There are several approaches to measuring quality education: periodic internal or external reviews of Faculties/Institutions, ranking systems, accreditation systems, and innovativeness in research and student surveys. None of these seem to have been used to estimate the relationships suggested by my model.

In particular, most quality measures use inputs and processes as if these were the outcomes. For example, the NUC system for ranking Nigerian universities places substantial emphasis on the number of faculties with Ph.D. certified teachers, entry averages of students, expenditures, class sizes and a host of other input measures in developing their composite rankings. This represents an explicit attempt to treat inputs as if they were outcomes. Only a couple of indicators, such as the “reputational survey, integrity quotient, and student’s originality of intellect” emphasize on outcomes and these suffer from significant methodological difficulties. These variables are useful and fundamental but often neglected.
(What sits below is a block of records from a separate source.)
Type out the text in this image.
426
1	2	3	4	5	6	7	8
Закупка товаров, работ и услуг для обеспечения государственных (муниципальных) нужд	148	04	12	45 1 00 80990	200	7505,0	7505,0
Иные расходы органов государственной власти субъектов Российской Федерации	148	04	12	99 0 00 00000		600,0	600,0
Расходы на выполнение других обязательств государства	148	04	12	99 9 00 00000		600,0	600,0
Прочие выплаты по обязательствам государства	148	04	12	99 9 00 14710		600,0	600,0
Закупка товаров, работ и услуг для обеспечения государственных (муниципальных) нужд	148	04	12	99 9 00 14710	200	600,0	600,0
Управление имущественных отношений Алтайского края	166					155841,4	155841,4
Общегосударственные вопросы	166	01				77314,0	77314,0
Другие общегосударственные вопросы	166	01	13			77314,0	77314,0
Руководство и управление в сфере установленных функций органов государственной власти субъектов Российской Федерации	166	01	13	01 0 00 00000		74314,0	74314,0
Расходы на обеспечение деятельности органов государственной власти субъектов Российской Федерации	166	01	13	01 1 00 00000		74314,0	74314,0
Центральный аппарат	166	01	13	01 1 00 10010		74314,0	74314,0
Comparative studies are possible at the senior secondary and post-secondary level because individuals can be found with widely varying levels of exposure to higher education, including no exposure. Indeed, this is the thrust of most research under the human capital earnings function. However, the selective nature of the post-secondary system, and the further selection factors in getting post-secondary education to the work place, introduce confounding factors that have not yet been well enough sorted out to determine the causal effects of higher education and especially the causal effects of what has been learned, as opposed to having earned a credential.

However, it seems unlikely that any system or institution could be persuaded to conduct such an experiment. There is need for public and professional validation of outcomes, for priority setting among outcomes and for research designed to assess public and professional views on the range of outcomes to be measured. There is also a need, first to identify and validate a set of common outcomes expected of graduates from core post-secondary programmes in Nigeria.

Hadejia wrote from NOUN, Gusau Study Centre, Zamfara State.